Welche Verkehrsteilnehmer kennen es nicht: Das Verkehrsaufkommen macht es einem manchmal schwer, sich in ihm ordnungsgemäß durchzuwurschteln. Doch Obacht gilt hier natürlich besonders für alle, die sich motorisiert bewegen möchten. Das zeigt auch das Urteil des Berliner Kammergerichts (KG), das fragliche Situationen auf verkehrsreichen Straßen naturgemäß kennt. Sich diesem dann als sogenannter Kreuzungsräumer zu verkaufen, ist daher besonders schwer, wie der folgende Fall beweist.
Eine unklare Verkehrslage liegt vor, wenn ein Fahrzeugführer unter Inanspruchnahme zweier vorhandener Richtungsfahrstreifen zwischen links- und rechtsabbiegenden Fahrzeugen hindurch geradeaus in eine Kreuzung einfährt und dort mit einem Pkw kollidiert, dessen Fahrer nach links abzubiegen gedenkt.
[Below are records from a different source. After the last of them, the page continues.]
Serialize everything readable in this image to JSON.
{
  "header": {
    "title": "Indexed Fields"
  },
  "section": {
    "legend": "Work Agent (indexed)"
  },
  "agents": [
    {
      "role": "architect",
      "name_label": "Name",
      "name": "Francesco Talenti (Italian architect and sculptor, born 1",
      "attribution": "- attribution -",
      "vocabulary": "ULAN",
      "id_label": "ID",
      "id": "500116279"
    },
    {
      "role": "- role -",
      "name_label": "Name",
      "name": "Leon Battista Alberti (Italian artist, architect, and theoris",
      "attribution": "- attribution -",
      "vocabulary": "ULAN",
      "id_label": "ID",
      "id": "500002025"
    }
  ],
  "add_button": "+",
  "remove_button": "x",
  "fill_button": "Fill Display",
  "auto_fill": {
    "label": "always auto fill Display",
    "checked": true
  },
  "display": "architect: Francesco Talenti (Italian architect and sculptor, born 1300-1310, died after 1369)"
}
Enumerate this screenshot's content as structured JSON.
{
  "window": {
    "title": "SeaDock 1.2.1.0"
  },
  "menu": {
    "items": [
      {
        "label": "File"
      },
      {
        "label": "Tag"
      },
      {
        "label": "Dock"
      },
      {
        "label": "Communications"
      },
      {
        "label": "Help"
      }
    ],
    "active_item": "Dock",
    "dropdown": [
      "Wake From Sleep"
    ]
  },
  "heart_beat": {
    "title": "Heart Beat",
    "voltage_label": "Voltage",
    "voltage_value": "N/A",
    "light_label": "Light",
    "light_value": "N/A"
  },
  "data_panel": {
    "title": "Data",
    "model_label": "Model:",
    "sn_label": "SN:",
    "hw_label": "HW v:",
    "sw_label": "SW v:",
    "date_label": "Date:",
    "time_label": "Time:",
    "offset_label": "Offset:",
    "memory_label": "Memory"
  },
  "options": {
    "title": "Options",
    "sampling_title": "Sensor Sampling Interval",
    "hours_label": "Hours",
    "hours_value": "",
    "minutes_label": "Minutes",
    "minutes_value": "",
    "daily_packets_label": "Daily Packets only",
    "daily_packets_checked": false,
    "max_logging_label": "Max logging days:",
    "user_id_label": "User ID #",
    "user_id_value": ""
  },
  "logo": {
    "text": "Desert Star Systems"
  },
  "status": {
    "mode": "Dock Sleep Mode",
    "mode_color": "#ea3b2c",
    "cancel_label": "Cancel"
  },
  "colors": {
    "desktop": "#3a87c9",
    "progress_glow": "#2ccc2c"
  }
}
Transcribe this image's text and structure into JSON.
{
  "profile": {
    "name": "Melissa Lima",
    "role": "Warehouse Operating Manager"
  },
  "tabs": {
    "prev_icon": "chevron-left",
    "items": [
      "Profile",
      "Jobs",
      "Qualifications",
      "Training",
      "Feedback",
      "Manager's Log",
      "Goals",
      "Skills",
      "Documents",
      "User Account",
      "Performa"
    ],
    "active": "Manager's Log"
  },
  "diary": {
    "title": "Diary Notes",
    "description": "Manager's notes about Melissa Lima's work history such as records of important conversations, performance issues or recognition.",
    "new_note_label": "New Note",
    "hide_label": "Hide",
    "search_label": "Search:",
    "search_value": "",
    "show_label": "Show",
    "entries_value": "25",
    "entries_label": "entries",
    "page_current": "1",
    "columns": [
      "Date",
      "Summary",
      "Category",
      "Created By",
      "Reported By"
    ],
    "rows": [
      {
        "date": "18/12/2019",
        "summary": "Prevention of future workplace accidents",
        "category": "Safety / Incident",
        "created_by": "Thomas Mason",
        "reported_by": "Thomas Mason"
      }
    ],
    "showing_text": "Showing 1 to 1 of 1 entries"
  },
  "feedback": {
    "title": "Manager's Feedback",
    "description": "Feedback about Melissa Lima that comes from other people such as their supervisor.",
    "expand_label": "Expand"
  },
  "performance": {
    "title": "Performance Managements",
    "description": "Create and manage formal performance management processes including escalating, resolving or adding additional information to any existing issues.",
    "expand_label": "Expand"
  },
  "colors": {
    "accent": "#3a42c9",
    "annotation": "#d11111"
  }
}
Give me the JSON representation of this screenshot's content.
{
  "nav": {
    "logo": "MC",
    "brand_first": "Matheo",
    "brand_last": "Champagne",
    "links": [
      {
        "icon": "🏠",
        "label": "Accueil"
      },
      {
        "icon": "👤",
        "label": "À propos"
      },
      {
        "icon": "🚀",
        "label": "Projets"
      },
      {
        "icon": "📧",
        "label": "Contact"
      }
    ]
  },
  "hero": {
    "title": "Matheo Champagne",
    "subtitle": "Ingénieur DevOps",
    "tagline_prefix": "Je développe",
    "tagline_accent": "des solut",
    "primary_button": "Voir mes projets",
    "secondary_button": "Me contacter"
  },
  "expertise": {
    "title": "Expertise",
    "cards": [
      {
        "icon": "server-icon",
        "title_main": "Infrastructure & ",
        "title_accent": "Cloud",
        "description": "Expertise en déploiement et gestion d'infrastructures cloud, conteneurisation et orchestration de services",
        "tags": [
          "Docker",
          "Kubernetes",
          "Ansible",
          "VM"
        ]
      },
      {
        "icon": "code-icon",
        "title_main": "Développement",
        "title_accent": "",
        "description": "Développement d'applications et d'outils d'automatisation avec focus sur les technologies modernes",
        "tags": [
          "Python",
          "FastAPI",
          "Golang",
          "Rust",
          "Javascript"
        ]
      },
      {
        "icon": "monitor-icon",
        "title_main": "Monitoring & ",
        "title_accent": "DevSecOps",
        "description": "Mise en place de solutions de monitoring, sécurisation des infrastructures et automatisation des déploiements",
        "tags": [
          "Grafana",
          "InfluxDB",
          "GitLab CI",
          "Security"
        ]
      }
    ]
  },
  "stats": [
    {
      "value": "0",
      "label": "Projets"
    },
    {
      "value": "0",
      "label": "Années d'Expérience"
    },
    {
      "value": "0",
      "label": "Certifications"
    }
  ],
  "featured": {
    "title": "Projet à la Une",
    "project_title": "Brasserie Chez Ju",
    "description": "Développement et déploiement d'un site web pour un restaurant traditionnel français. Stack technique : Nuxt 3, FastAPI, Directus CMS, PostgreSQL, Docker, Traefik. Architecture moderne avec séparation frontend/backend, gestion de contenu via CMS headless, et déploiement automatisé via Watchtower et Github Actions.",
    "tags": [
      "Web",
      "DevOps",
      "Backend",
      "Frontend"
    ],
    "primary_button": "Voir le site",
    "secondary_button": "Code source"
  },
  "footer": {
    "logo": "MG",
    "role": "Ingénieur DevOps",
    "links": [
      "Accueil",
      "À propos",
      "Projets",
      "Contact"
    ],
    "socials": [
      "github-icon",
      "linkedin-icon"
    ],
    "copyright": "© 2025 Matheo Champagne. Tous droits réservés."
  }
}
Ein Geschäftsführer fuhr innerorts mit seinem Firmenfahrzeug auf eine Kreuzung zu, um diese geradeaus zu passieren. Vor ihm wollte ein Fahrzeug nach links auf einer für ebendiese Fahrtrichtung bestimmten Spur abbiegen. Ein weiteres Auto vor ihm plante, nach rechts abzubiegen, und befuhr dafür die rechte Spur, die Rechtsabbiegern und Geradeausfahrern zugedacht war. Statt den Rechtsabbieger gewähren zu lassen, um danach in gerader Fahrtrichtung passieren zu können, fuhr der Geschäftsführer unter Mitbenutzung der Linksabbiegerspur auf die Kreuzung. Prompt kam es zur Kollision mit einem Fahrzeug, das sich auf der Linksabbiegerspur der Gegenfahrbahn befand.
Das Schleswig-Holsteinische Oberlandesgericht hat eine (Mit-)Haftung des entgegenkommenden Pkw verneint und die alleinige Haftung dem Geradeausfahrer zugesprochen. Nach Ansicht des Gerichts hat der Geschäftsführer gleich zwei grobe Verkehrsverstöße begangen: Zum einen hat er im Kreuzungsbereich überholt, obwohl die Verkehrslage dieses Verhalten nicht zuließ. Dabei hatte er als Geradeausfahrer die durch den dort Abbiegenden blockierte Linksabbiegerspur genutzt statt die ihm für seine Fahrtrichtung zugedachte – nur um den vor ihm fahrenden Rechtsabbieger zu überholen, mit dem er sich eine Spur zu teilen hatte. Dies allein stellt angesichts der örtlichen Verhältnisse am Unfallort ein unzulässiges und grob verkehrswidriges Verhalten dar. Zum anderen war der Geschäftsführer zusätzlich mit unangepasster Geschwindigkeit in den Kreuzungsbereich eingefahren. Die vernommenen Zeugen haben angegeben, dass der Mann mit einer Geschwindigkeit von 80 bis 90 km/h bzw. höher als 50 km/h fuhr. Ein Verkehrsverstoß des entgegenkommenden Fahrzeugführers steht nach Überzeugung des Gerichts dagegen nicht fest, da er sich noch auf seiner Linksabbiegerspur und nicht auf der Gegenfahrspur befand.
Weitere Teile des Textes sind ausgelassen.